Tonight, Coates will be one of seven Terps honored at the University of Maryland Alumni Association’s first annual Celebration of Terps: Featuring the Maryland Awards. She will be the inaugural recipient of an award in her name, meant to recognize an individual who has made significant contributions to fostering diversity and inclusion nationally and globally.

"We are honored to bestow the highest-level awards that alumni can receive from the university," said Amy Eichhorst, executive director of the Alumni Association. "We are proud of what our honorees have accomplished, both personally and professionally, and we uphold these individuals as icons to our students, alumni and the broader community."
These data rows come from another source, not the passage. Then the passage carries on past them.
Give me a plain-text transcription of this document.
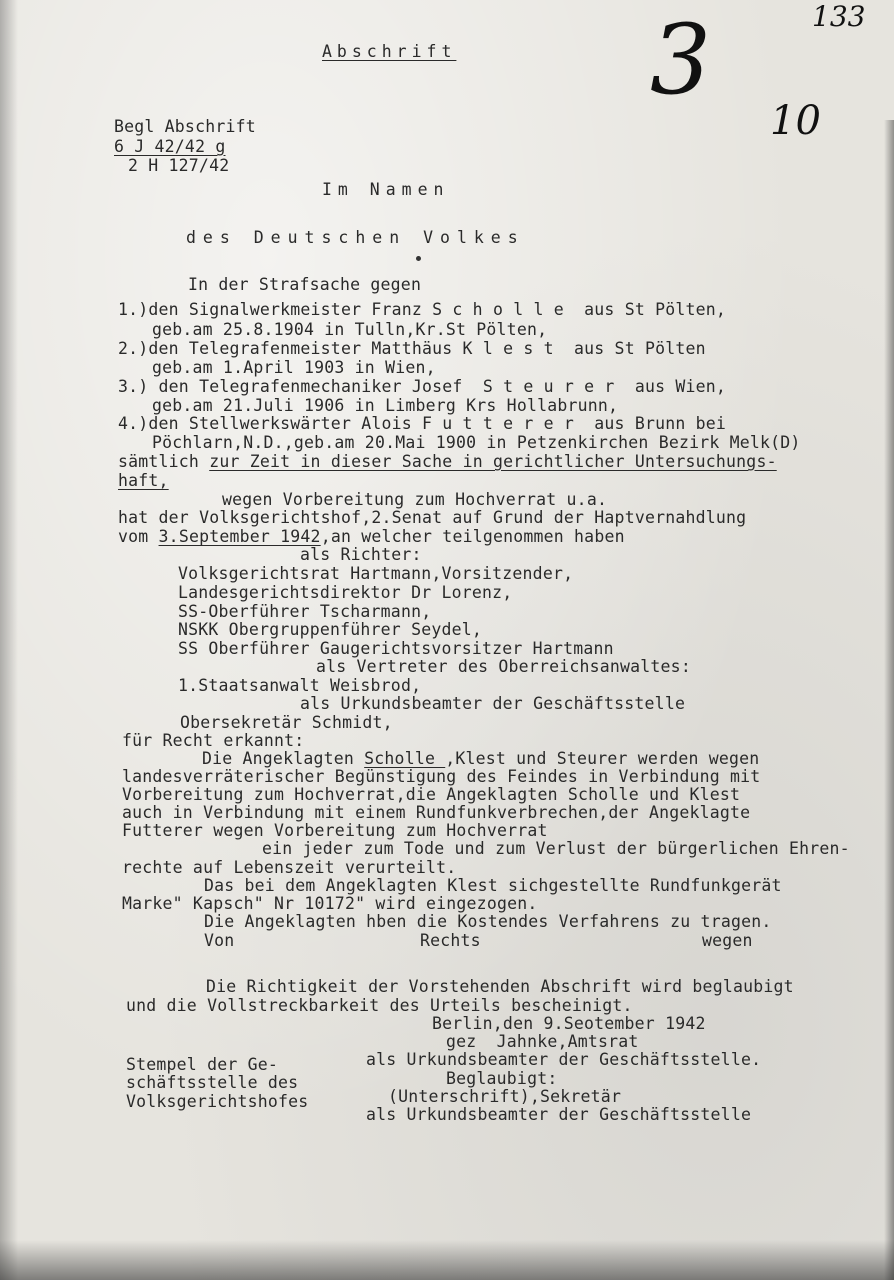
133
3
10
Abschrift
Begl Abschrift
6 J 42/42 g
2 H 127/42
Im Namen
des Deutschen Volkes
In der Strafsache gegen
1.)den Signalwerkmeister Franz S c h o l l e  aus St Pölten,
geb.am 25.8.1904 in Tulln,Kr.St Pölten,
2.)den Telegrafenmeister Matthäus K l e s t  aus St Pölten
geb.am 1.April 1903 in Wien,
3.) den Telegrafenmechaniker Josef  S t e u r e r  aus Wien,
geb.am 21.Juli 1906 in Limberg Krs Hollabrunn,
4.)den Stellwerkswärter Alois F u t t e r e r  aus Brunn bei
Pöchlarn,N.D.,geb.am 20.Mai 1900 in Petzenkirchen Bezirk Melk(D)
sämtlich zur Zeit in dieser Sache in gerichtlicher Untersuchungs-
haft,
wegen Vorbereitung zum Hochverrat u.a.
hat der Volksgerichtshof,2.Senat auf Grund der Haptvernahdlung
vom 3.September 1942,an welcher teilgenommen haben
als Richter:
Volksgerichtsrat Hartmann,Vorsitzender,
Landesgerichtsdirektor Dr Lorenz,
SS-Oberführer Tscharmann,
NSKK Obergruppenführer Seydel,
SS Oberführer Gaugerichtsvorsitzer Hartmann
als Vertreter des Oberreichsanwaltes:
1.Staatsanwalt Weisbrod,
als Urkundsbeamter der Geschäftsstelle
Obersekretär Schmidt,
für Recht erkannt:
Die Angeklagten Scholle ,Klest und Steurer werden wegen
landesverräterischer Begünstigung des Feindes in Verbindung mit
Vorbereitung zum Hochverrat,die Angeklagten Scholle und Klest
auch in Verbindung mit einem Rundfunkverbrechen,der Angeklagte
Futterer wegen Vorbereitung zum Hochverrat
ein jeder zum Tode und zum Verlust der bürgerlichen Ehren-
rechte auf Lebenszeit verurteilt.
Das bei dem Angeklagten Klest sichgestellte Rundfunkgerät
Marke" Kapsch" Nr 10172" wird eingezogen.
Die Angeklagten hben die Kostendes Verfahrens zu tragen.
Von	Rechts	wegen
Die Richtigkeit der Vorstehenden Abschrift wird beglaubigt
und die Vollstreckbarkeit des Urteils bescheinigt.
Berlin,den 9.Seotember 1942
gez  Jahnke,Amtsrat
Stempel der Ge-	als Urkundsbeamter der Geschäftsstelle.
Beglaubigt:
schäftsstelle des
(Unterschrift),Sekretär
Volksgerichtshofes
als Urkundsbeamter der Geschäftsstelle
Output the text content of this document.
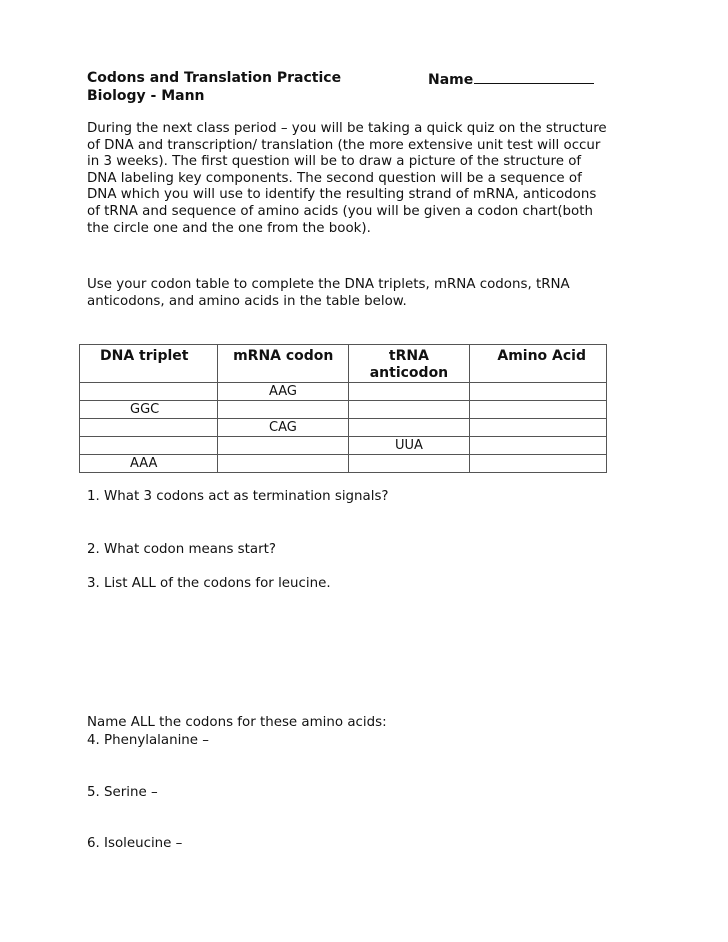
Codons and Translation Practice
Biology - Mann
Name
During the next class period – you will be taking a quick quiz on the structure of DNA and transcription/ translation (the more extensive unit test will occur in 3 weeks). The first question will be to draw a picture of the structure of DNA labeling key components. The second question will be a sequence of DNA which you will use to identify the resulting strand of mRNA, anticodons of tRNA and sequence of amino acids (you will be given a codon chart(both the circle one and the one from the book).
Use your codon table to complete the DNA triplets, mRNA codons, tRNA anticodons, and amino acids in the table below.
DNA triplet	mRNA codon	tRNA anticodon	Amino Acid
	AAG		
GGC			
	CAG		
		UUA	
AAA			
1. What 3 codons act as termination signals?
2. What codon means start?
3. List ALL of the codons for leucine.
Name ALL the codons for these amino acids:
4. Phenylalanine –
5. Serine –
6. Isoleucine –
The other six honorees are:

  • Florent “Flo” Groberg ’06, who will be inducted into the Hall of Fame. Groberg enlisted in the U.S. Army in 2008 and received a Medal of Honor in 2015, the United States’ highest military decoration, for heroic actions taken during battle in Afghanistan in 2012, when he disrupted two suicide bombers. He is now chief of staff at Boeing Commercial Airplanes in Seattle.
  • Raymond Ferrara ’70, who will receive the President’s Award. He is a certified financial planner and member of the Board of Trustees of the University of Maryland College Park Foundation, serving as chair from 2016–18. He was featured as one of America’s best financial planners in the book “Secrets of the Wealth Makers” and received the P. Kemp Fain Award for qualities and contributions that demonstrate superior professionalism.
  • Jonathan Fix ’16, who will receive the Outstanding Young Alumnus Award. Fix founded Terps Against Hunger, a student organization that packages meals to support local families experiencing food insecurity. He is now a Ph.D. student at the University of North Carolina at Chapel Hill, studying infectious disease epidemiology.
  • Anne S.K. Turkos, who will receive the Spirit of Maryland Award. Turkos, university archivist emerita, has worked at UMD for 32 years. She helped establish the first-ever semester-long class on UMD history.
  • Linda Powers ’15, who is receiving the Do Good Award. Powers founded Miles for Smiles, a 5K run that raises awareness about the importance of oral health and funds dental missions to underserved communities. Powers is now a student at the University of Maryland School of Dentistry.
  • Steve Leonard ’78, who is being honored with the Tyser Gottwals Award. Leonard was the first general manager of Shuttle-UM, and is a life member of the Alumni Association. He’s also past president of the Terrapin Club, an Academic Achievement Program mentor, chair of the Fearless Ideas Campaign Committee for Undergraduate Studies and a university instructor.